Par Florian Sommer
Alors que les géants pharmaceutiques ont les yeux rivés sur leur très médiatisée montagne de brevets en cours d’expiration, les acteurs du secteur de la vaccination profitent au contraire d’un climat nettement plus favorable. Alors qu’il était jadis largement délaissé, ce secteur est à présent très recherché dans une quête globale de croissance. La grippe H1N1 est venue encore accentuer ce changement.
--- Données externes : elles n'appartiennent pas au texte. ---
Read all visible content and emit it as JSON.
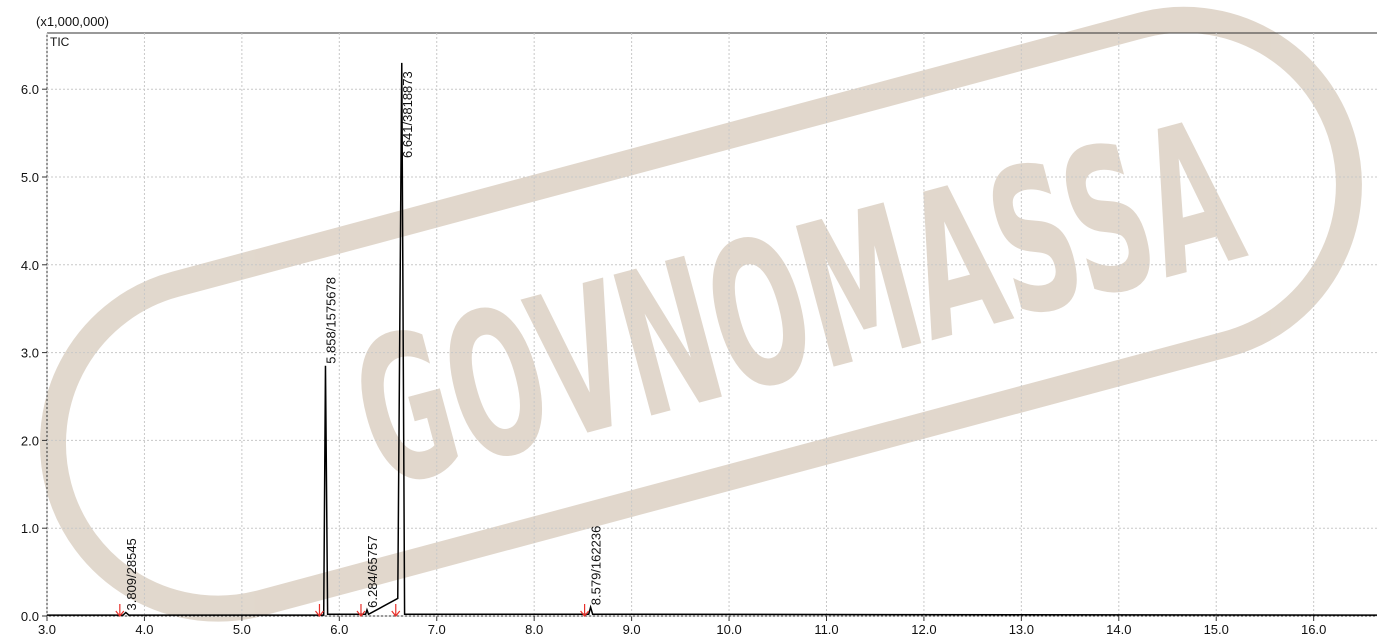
{
  "chart_data": {
    "type": "line",
    "unit_label": "(x1,000,000)",
    "trace_label": "TIC",
    "watermark": "GOVNOMASSA",
    "xlim": [
      3.0,
      16.65
    ],
    "ylim": [
      0,
      6.64
    ],
    "xticks": [
      {
        "value": 3,
        "label": "3.0"
      },
      {
        "value": 4,
        "label": "4.0"
      },
      {
        "value": 5,
        "label": "5.0"
      },
      {
        "value": 6,
        "label": "6.0"
      },
      {
        "value": 7,
        "label": "7.0"
      },
      {
        "value": 8,
        "label": "8.0"
      },
      {
        "value": 9,
        "label": "9.0"
      },
      {
        "value": 10,
        "label": "10.0"
      },
      {
        "value": 11,
        "label": "11.0"
      },
      {
        "value": 12,
        "label": "12.0"
      },
      {
        "value": 13,
        "label": "13.0"
      },
      {
        "value": 14,
        "label": "14.0"
      },
      {
        "value": 15,
        "label": "15.0"
      },
      {
        "value": 16,
        "label": "16.0"
      }
    ],
    "yticks": [
      {
        "value": 0,
        "label": "0.0"
      },
      {
        "value": 1,
        "label": "1.0"
      },
      {
        "value": 2,
        "label": "2.0"
      },
      {
        "value": 3,
        "label": "3.0"
      },
      {
        "value": 4,
        "label": "4.0"
      },
      {
        "value": 5,
        "label": "5.0"
      },
      {
        "value": 6,
        "label": "6.0"
      }
    ],
    "grid": true,
    "x": [
      3.0,
      3.78,
      3.809,
      3.84,
      5.84,
      5.858,
      5.88,
      6.27,
      6.284,
      6.3,
      6.6,
      6.641,
      6.67,
      8.56,
      8.579,
      8.6,
      16.65
    ],
    "series": [
      {
        "name": "TIC",
        "color": "#000000",
        "values": [
          0.01,
          0.01,
          0.04,
          0.01,
          0.01,
          2.85,
          0.02,
          0.02,
          0.07,
          0.02,
          0.2,
          6.3,
          0.02,
          0.02,
          0.1,
          0.02,
          0.01
        ]
      }
    ],
    "annotations": [
      {
        "text": "3.809/28545",
        "x": 3.809,
        "y": 0.04
      },
      {
        "text": "5.858/1575678",
        "x": 5.858,
        "y": 2.85
      },
      {
        "text": "6.284/65757",
        "x": 6.284,
        "y": 0.07
      },
      {
        "text": "6.641/3818873",
        "x": 6.641,
        "y": 6.3
      },
      {
        "text": "8.579/162236",
        "x": 8.579,
        "y": 0.1
      }
    ]
  }
}
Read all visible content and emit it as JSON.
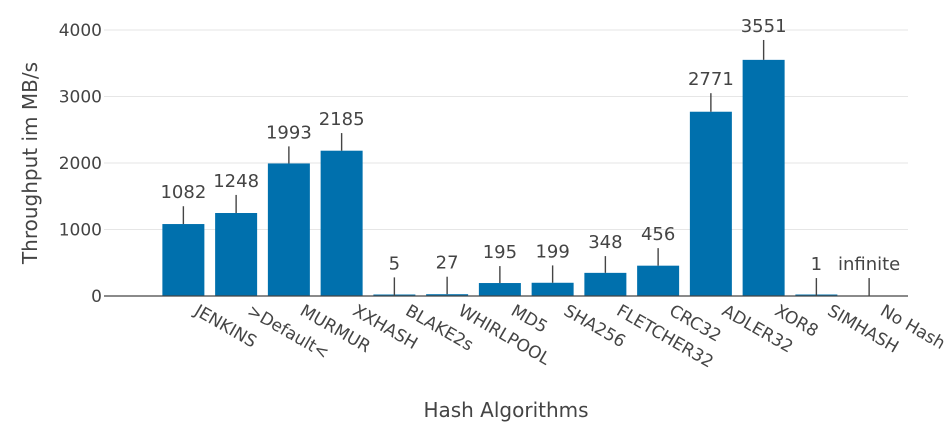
{
  "chart_data": {
    "type": "bar",
    "title": "",
    "xlabel": "Hash Algorithms",
    "ylabel": "Throughput im MB/s",
    "ylim": [
      0,
      4000
    ],
    "yticks": [
      0,
      1000,
      2000,
      3000,
      4000
    ],
    "grid": true,
    "bar_color": "#0070ad",
    "categories": [
      "JENKINS",
      ">Default<",
      "MURMUR",
      "XXHASH",
      "BLAKE2s",
      "WHIRLPOOL",
      "MD5",
      "SHA256",
      "FLETCHER32",
      "CRC32",
      "ADLER32",
      "XOR8",
      "SIMHASH",
      "No Hash"
    ],
    "values": [
      1082,
      1248,
      1993,
      2185,
      5,
      27,
      195,
      199,
      348,
      456,
      2771,
      3551,
      1,
      null
    ],
    "value_labels": [
      "1082",
      "1248",
      "1993",
      "2185",
      "5",
      "27",
      "195",
      "199",
      "348",
      "456",
      "2771",
      "3551",
      "1",
      "infinite"
    ],
    "error_top": [
      1350,
      1520,
      2250,
      2450,
      280,
      290,
      450,
      460,
      600,
      720,
      3050,
      3850,
      270,
      270
    ]
  }
}
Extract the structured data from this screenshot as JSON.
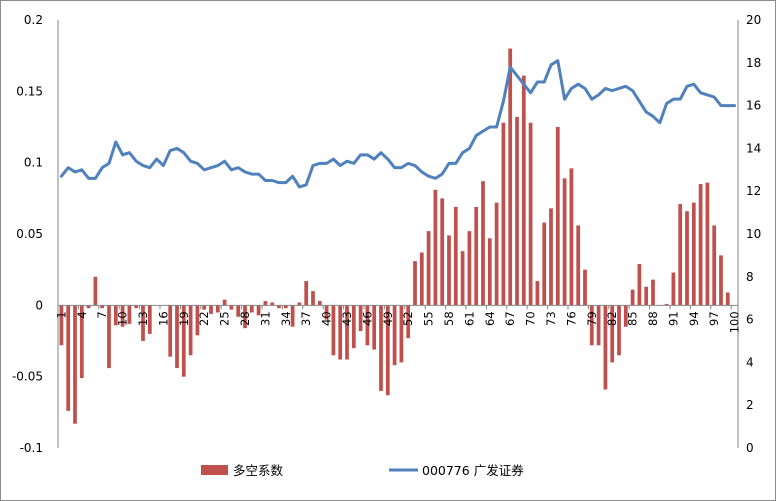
{
  "chart_data": {
    "type": "bar+line",
    "title": "",
    "x": [
      1,
      2,
      3,
      4,
      5,
      6,
      7,
      8,
      9,
      10,
      11,
      12,
      13,
      14,
      15,
      16,
      17,
      18,
      19,
      20,
      21,
      22,
      23,
      24,
      25,
      26,
      27,
      28,
      29,
      30,
      31,
      32,
      33,
      34,
      35,
      36,
      37,
      38,
      39,
      40,
      41,
      42,
      43,
      44,
      45,
      46,
      47,
      48,
      49,
      50,
      51,
      52,
      53,
      54,
      55,
      56,
      57,
      58,
      59,
      60,
      61,
      62,
      63,
      64,
      65,
      66,
      67,
      68,
      69,
      70,
      71,
      72,
      73,
      74,
      75,
      76,
      77,
      78,
      79,
      80,
      81,
      82,
      83,
      84,
      85,
      86,
      87,
      88,
      89,
      90,
      91,
      92,
      93,
      94,
      95,
      96,
      97,
      98,
      99,
      100
    ],
    "x_tick_labels": [
      "1",
      "4",
      "7",
      "10",
      "13",
      "16",
      "19",
      "22",
      "25",
      "28",
      "31",
      "34",
      "37",
      "40",
      "43",
      "46",
      "49",
      "52",
      "55",
      "58",
      "61",
      "64",
      "67",
      "70",
      "73",
      "76",
      "79",
      "82",
      "85",
      "88",
      "91",
      "94",
      "97",
      "100"
    ],
    "y_left": {
      "range": [
        -0.1,
        0.2
      ],
      "ticks": [
        "-0.1",
        "-0.05",
        "0",
        "0.05",
        "0.1",
        "0.15",
        "0.2"
      ]
    },
    "y_right": {
      "range": [
        0,
        20
      ],
      "ticks": [
        "0",
        "2",
        "4",
        "6",
        "8",
        "10",
        "12",
        "14",
        "16",
        "18",
        "20"
      ]
    },
    "series": [
      {
        "name": "多空系数",
        "type": "bar",
        "axis": "left",
        "color": "#c0504d",
        "values": [
          -0.028,
          -0.074,
          -0.083,
          -0.051,
          -0.002,
          0.02,
          -0.002,
          -0.044,
          -0.014,
          -0.015,
          -0.013,
          -0.002,
          -0.025,
          -0.02,
          0.0,
          0.0,
          -0.036,
          -0.044,
          -0.05,
          -0.035,
          -0.021,
          -0.003,
          -0.006,
          -0.005,
          0.004,
          -0.003,
          -0.008,
          -0.016,
          -0.005,
          -0.007,
          0.003,
          0.002,
          -0.002,
          -0.002,
          -0.015,
          0.002,
          0.017,
          0.01,
          0.003,
          -0.01,
          -0.035,
          -0.038,
          -0.038,
          -0.03,
          -0.018,
          -0.028,
          -0.031,
          -0.06,
          -0.063,
          -0.042,
          -0.04,
          -0.023,
          0.031,
          0.037,
          0.052,
          0.081,
          0.075,
          0.049,
          0.069,
          0.038,
          0.052,
          0.069,
          0.087,
          0.047,
          0.072,
          0.128,
          0.18,
          0.132,
          0.161,
          0.128,
          0.017,
          0.058,
          0.068,
          0.125,
          0.089,
          0.096,
          0.056,
          0.025,
          -0.028,
          -0.028,
          -0.059,
          -0.04,
          -0.035,
          -0.015,
          0.011,
          0.029,
          0.013,
          0.018,
          0.0,
          0.001,
          0.023,
          0.071,
          0.066,
          0.072,
          0.085,
          0.086,
          0.056,
          0.035,
          0.009,
          0.0
        ]
      },
      {
        "name": "000776 广发证券",
        "type": "line",
        "axis": "right",
        "color": "#4f81bd",
        "values": [
          12.7,
          13.1,
          12.9,
          13.0,
          12.6,
          12.6,
          13.1,
          13.3,
          14.3,
          13.7,
          13.8,
          13.4,
          13.2,
          13.1,
          13.5,
          13.2,
          13.9,
          14.0,
          13.8,
          13.4,
          13.3,
          13.0,
          13.1,
          13.2,
          13.4,
          13.0,
          13.1,
          12.9,
          12.8,
          12.8,
          12.5,
          12.5,
          12.4,
          12.4,
          12.7,
          12.2,
          12.3,
          13.2,
          13.3,
          13.3,
          13.5,
          13.2,
          13.4,
          13.3,
          13.7,
          13.7,
          13.5,
          13.8,
          13.5,
          13.1,
          13.1,
          13.3,
          13.2,
          12.9,
          12.7,
          12.6,
          12.8,
          13.3,
          13.3,
          13.8,
          14.0,
          14.6,
          14.8,
          15.0,
          15.0,
          16.2,
          17.8,
          17.4,
          17.0,
          16.6,
          17.1,
          17.1,
          17.9,
          18.1,
          16.3,
          16.8,
          17.0,
          16.8,
          16.3,
          16.5,
          16.8,
          16.7,
          16.8,
          16.9,
          16.7,
          16.2,
          15.7,
          15.5,
          15.2,
          16.1,
          16.3,
          16.3,
          16.9,
          17.0,
          16.6,
          16.5,
          16.4,
          16.0,
          16.0,
          16.0
        ]
      }
    ],
    "grid": false,
    "legend_position": "bottom"
  }
}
Les vaccins étaient auparavant considérés comme assez peu intéressants, nécessitant un investissement initial élevé, générant des marges médiocres, voire pas de rendement du tout. En outre, les installations de production sont sévèrement réglementées, les avalanches de poursuites en justice ont toujours constitué une menace en cas d’effets secondaires éventuels, et il est déjà arrivé, en cas d’urgence nationale grave, que des fabricants soient contraints de céder leurs droits intellectuels sur leurs produits. Compte tenu de ces risques dans un secteur relativement restreint, basé sur les prix et les commandes en gros, il n’est pas étonnant de constater que le nombre de fabricants soit passé d'environ 26 acteurs principaux à la fin des années '60 aux États-Unis, à seulement 5 aujourd’hui.
Cependant, l’émergence d’une menace récente de pandémie a démontré que la santé de chaque nation est à présent de plus en plus étroitement liée à celle du reste du monde. Plus particulièrement, la peur suscitée par la grippe H1N1 a une nouvelle fois poussé les gouvernements à trouver une solution au manque de capacités de production à l’échelle mondiale. Ce problème devrait poursuivre une tendance apparue depuis la grippe aviaire, lorsque bon nombre des problèmes susmentionnés ont été rectifiés au travers de financements: les autorités ont en effet comblé l’écart de développement que les compagnies n’avaient pas la volonté de surmonter. Les grandes compagnies pharmaceutiques ont aussi réagi et se sont accaparées le secteur par le biais de multiples acquisitions et de partenariats. Les partenariats sont de plus en plus privilégiés vu qu’ils permettent aux firmes indépendantes plus petites de conserver le bénéfice de l’innovation tout en s’appuyant sur des capacités de ventes et de marketing nettement plus importantes. Les firmes plus grandes bénéficient de l’externalisation du risque des premières phases et peuvent ainsi se concentrer sur leurs spécialités, telles que les essais des phases ultérieures et la commercialisation des vaccins. L’innovation continue de produire des résultats: les vaccins ciblent non seulement les maladies infectieuses à haut risque mais sont aussi de plus en plus utilisés à des fins thérapeutiques pour des maladies extrêmement complexes, telles que le sida et les cancers.
La tendance des compagnies à se consolider se poursuit à présent depuis plusieurs années, de sorte que le secteur des vaccins compte peu de grandes firmes indépendantes. Cependant, le secteur continue de se métamorphoser et les firmes qui subsistent devraient voir leurs activités de recherche et développement hautement valorisées au moment de négocier des accords commerciaux.